If you’re a first time home buyer, Jensen says to pay attention to school districts, as they are a huge driver of house values. Then, she says to look at what you are planning in the long term. For example, it costs between 2% and 4% of the purchase price of the home in closing costs for you to buy a house. But it costs between 8% and 12% of the sales price of the home in closing costs for you to be the seller, so for a $100,000 house, you’re paying between $2,000 and $4,000 in closing costs when you’re buying the house. “But people don’t think about what it costs to sell when they’re buying. They’re just so excited to buy. I can’t wait to get into this house, so, oh, I only need three bedrooms right now,” she said.
“It goes back to my comment about educating yourself. This is a big purchase that you’re making. You should be making a smart decision with that money. Just because the bank is footing the bill, you’re still footing the bill for that. The bank is bringing the money to the closing table, but that’s a lot of money,” she said.
In terms of the Fed hiking interest rates, Jensen says that this should not be a factor driving you to “frantically buy something” now.
“Don’t just buy because everybody else is buying. Buy because you feel like you want to be a homeowner,” she said.
Investing in a High Inflation Environment
The Labor Department released its Consumer Price Index on March 10 and the 12-month increase, which has been steadily rising, is the largest since the period ending January 1982. Over the last 12 months, the all items index increased 7.9% before seasonal adjustment. Increases in the indexes for gasoline, shelter and food were the largest contributors to the seasonally adjusted all items increase. While investors are concerned, some experts note that if you are in the right strategy and you are in the right investment plan, volatility in the market should not derail you.
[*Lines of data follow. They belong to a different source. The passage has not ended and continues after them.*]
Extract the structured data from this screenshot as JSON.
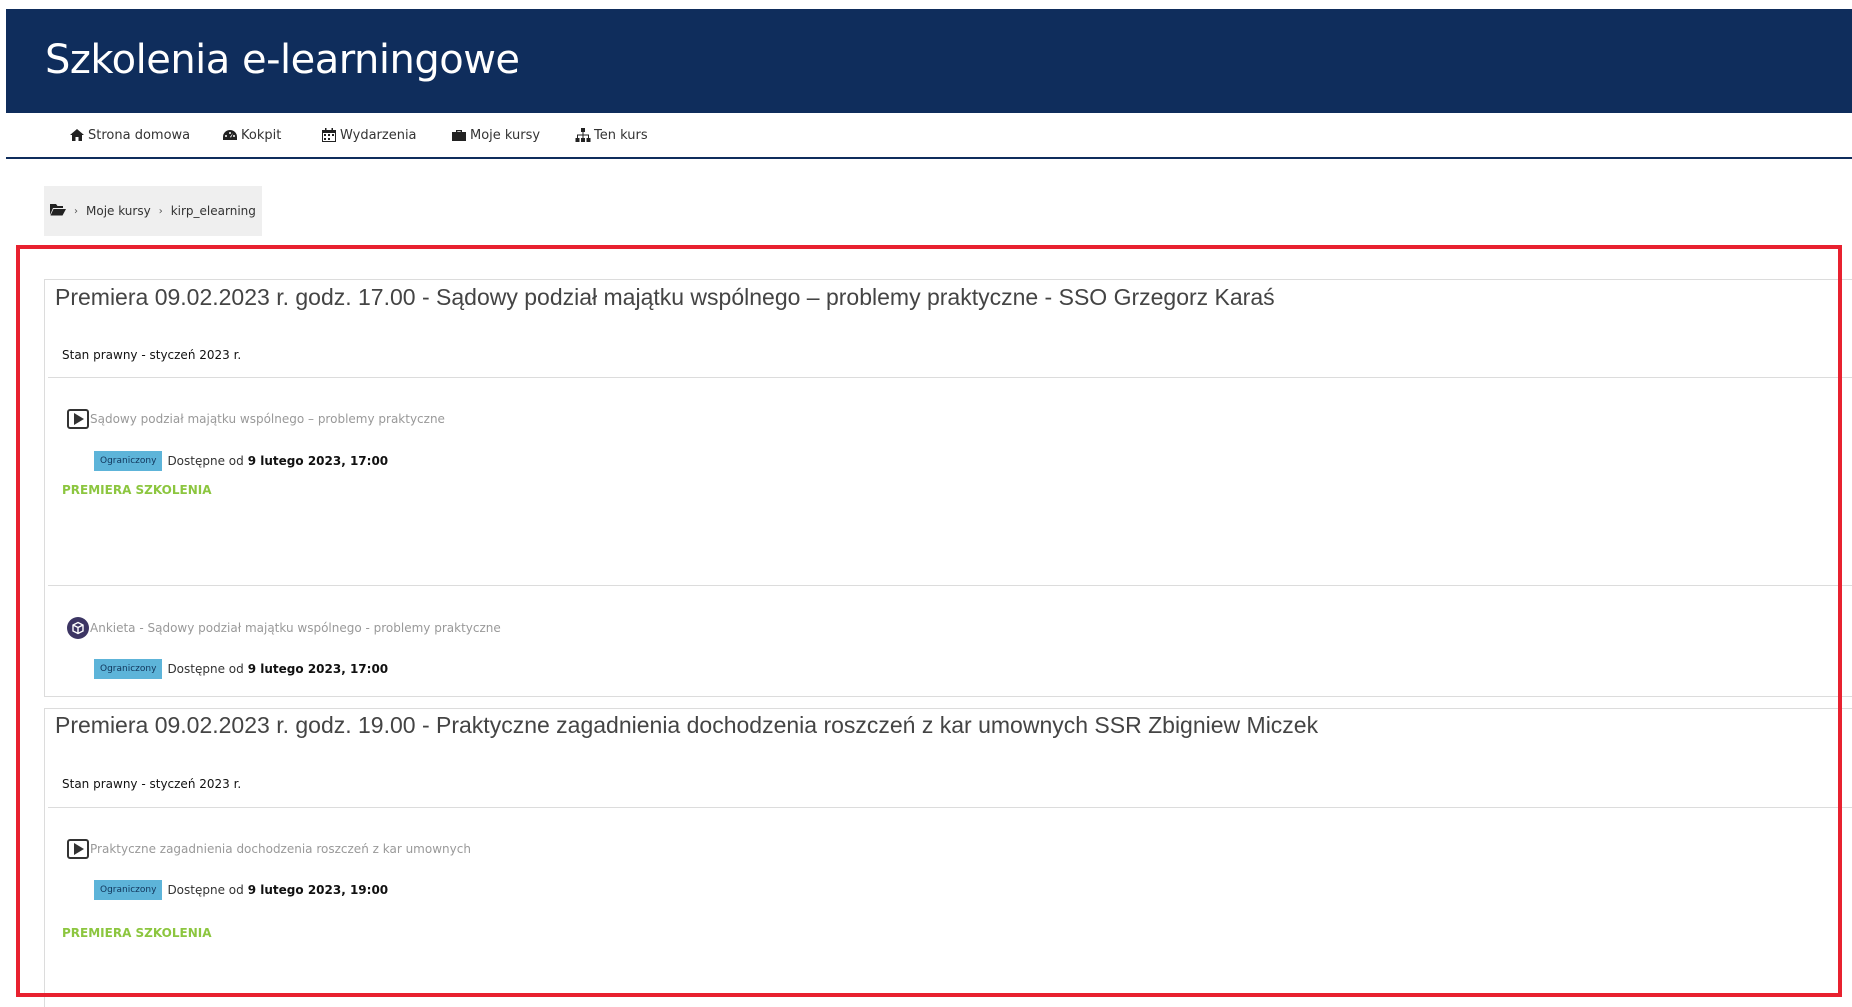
{
  "header": {
    "title": "Szkolenia e-learningowe"
  },
  "nav": {
    "home": "Strona domowa",
    "dashboard": "Kokpit",
    "events": "Wydarzenia",
    "my_courses": "Moje kursy",
    "this_course": "Ten kurs"
  },
  "breadcrumb": {
    "item1": "Moje kursy",
    "item2": "kirp_elearning"
  },
  "sections": [
    {
      "title": "Premiera 09.02.2023 r. godz. 17.00 - Sądowy podział majątku wspólnego – problemy praktyczne - SSO Grzegorz Karaś",
      "summary": "Stan prawny - styczeń 2023 r.",
      "activities": [
        {
          "name": "Sądowy podział majątku wspólnego – problemy praktyczne",
          "badge": "Ograniczony",
          "available_prefix": "Dostępne od",
          "available_date": "9 lutego 2023, 17:00",
          "premiere_label": "PREMIERA SZKOLENIA"
        },
        {
          "name": "Ankieta - Sądowy podział majątku wspólnego - problemy praktyczne",
          "badge": "Ograniczony",
          "available_prefix": "Dostępne od",
          "available_date": "9 lutego 2023, 17:00"
        }
      ]
    },
    {
      "title": "Premiera 09.02.2023 r. godz. 19.00 - Praktyczne zagadnienia dochodzenia roszczeń z kar umownych SSR Zbigniew Miczek",
      "summary": "Stan prawny - styczeń 2023 r.",
      "activities": [
        {
          "name": "Praktyczne zagadnienia dochodzenia roszczeń z kar umownych",
          "badge": "Ograniczony",
          "available_prefix": "Dostępne od",
          "available_date": "9 lutego 2023, 19:00",
          "premiere_label": "PREMIERA SZKOLENIA"
        }
      ]
    }
  ],
  "colors": {
    "header_bg": "#0f2d5c",
    "highlight_border": "#e8212f",
    "badge_bg": "#5db4d9",
    "premiere_text": "#8cc63f"
  }
}
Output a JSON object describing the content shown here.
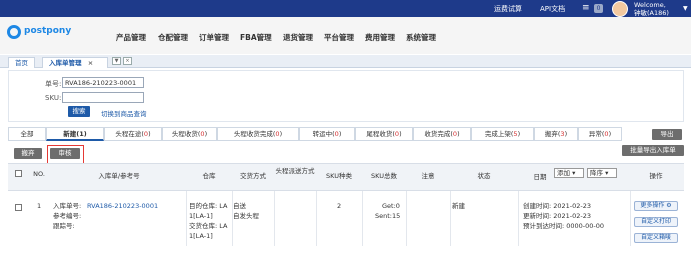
{
  "topbar": {
    "freight": "运费试算",
    "api_doc": "API文档",
    "badge": "0",
    "welcome": "Welcome,",
    "user": "钟敏(A186)"
  },
  "brand": {
    "name": "postpony",
    "accent": "#1e88e5",
    "topbar_color": "#1e3a8a"
  },
  "nav": [
    "产品管理",
    "仓配管理",
    "订单管理",
    "FBA管理",
    "退货管理",
    "平台管理",
    "费用管理",
    "系统管理"
  ],
  "tabs": {
    "home": "首页",
    "current": "入库单管理",
    "close": "×"
  },
  "search": {
    "no_label": "单号:",
    "no_value": "RVA186-210223-0001",
    "sku_label": "SKU:",
    "sku_value": "",
    "button": "搜索",
    "customer_link": "切换到商品查询"
  },
  "status_tabs": [
    {
      "name": "全部",
      "count": ""
    },
    {
      "name": "新建",
      "count": "1"
    },
    {
      "name": "头程在途",
      "count": "0"
    },
    {
      "name": "头程收货",
      "count": "0"
    },
    {
      "name": "头程收货完成",
      "count": "0"
    },
    {
      "name": "转运中",
      "count": "0"
    },
    {
      "name": "尾程收货",
      "count": "0"
    },
    {
      "name": "收货完成",
      "count": "0"
    },
    {
      "name": "完成上架",
      "count": "5"
    },
    {
      "name": "搬弃",
      "count": "3"
    },
    {
      "name": "异常",
      "count": "0"
    }
  ],
  "actions": {
    "export": "导出",
    "batch_export": "批量导出入库单",
    "discard": "搬弃",
    "approve": "审核"
  },
  "columns": {
    "no": "NO.",
    "order": "入库单/参考号",
    "warehouse": "仓库",
    "delivery": "交货方式",
    "head_method": "头程派送方式",
    "sku_type": "SKU种类",
    "sku_total": "SKU总数",
    "note": "注意",
    "status": "状态",
    "date": "日期",
    "op": "操作"
  },
  "sort": {
    "field": "添加",
    "order": "降序"
  },
  "rows": [
    {
      "no": "1",
      "inbound_label": "入库单号:",
      "inbound_no": "RVA186-210223-0001",
      "ref_label": "参考编号:",
      "track_label": "跟踪号:",
      "wh1": "目的仓库: LA",
      "wh1b": "1[LA-1]",
      "wh2": "交货仓库: LA",
      "wh2b": "1[LA-1]",
      "delivery1": "自送",
      "delivery2": "自发头程",
      "sku_type": "2",
      "get": "Get:0",
      "sent": "Sent:15",
      "status": "新建",
      "created": "创建时间:   2021-02-23",
      "updated": "更新时间:   2021-02-23",
      "eta": "预计到达时间:   0000-00-00",
      "btn_more": "更多操作",
      "btn_print": "自定义打印",
      "btn_label": "自定义箱唛"
    }
  ]
}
Michelle Brownstein, Senior Vice President of the Private Client Group at Personal Capital and Certified Financial Planner, said that for example, if you were in a position to retire on December 31st of last year and now you’re not, “that tells me that you’re probably taking more risks than is appropriate for this point in your life.”
She says that a really classic mistake she see investors make is the lack of diversification. For example, if you bought only technology companies, it “has felt really good until the last couple months where they’re getting killed by the market because those stocks have gotten a hit harder than some utility stocks, for example, or some of the broader base names out there.”
Brownstein says she encourages her clients to give themselves a gut check in volatile times, because all of the market movement is cyclical, and you’ll see certain things come into favor, while other things go out of favor.
“So if you have a really well-rounded and diversified portfolio, in one area of the market getting beaten up should not impact your long-term plan. And if it is that tells you that you’re not diversified enough, you’re not in necessarily the right strategy. So I actually look at volatility that again, gut check or the opportunity to say, am I in the right place? If not, let’s take stock and get to a strategy that’s more appropriate for where I’m at in my life,” she said.
Brownstein also tells women to use financial tools to empower themselves, and to work with an advisor – something she likens to going to a doctor.
“I don’t self-diagnose if I’m feeling sick. I go to the doctor. I don’t have a medical degree. I don’t ever want to go to medical school. I don’t need to know all of that. So I delegate that,” she says.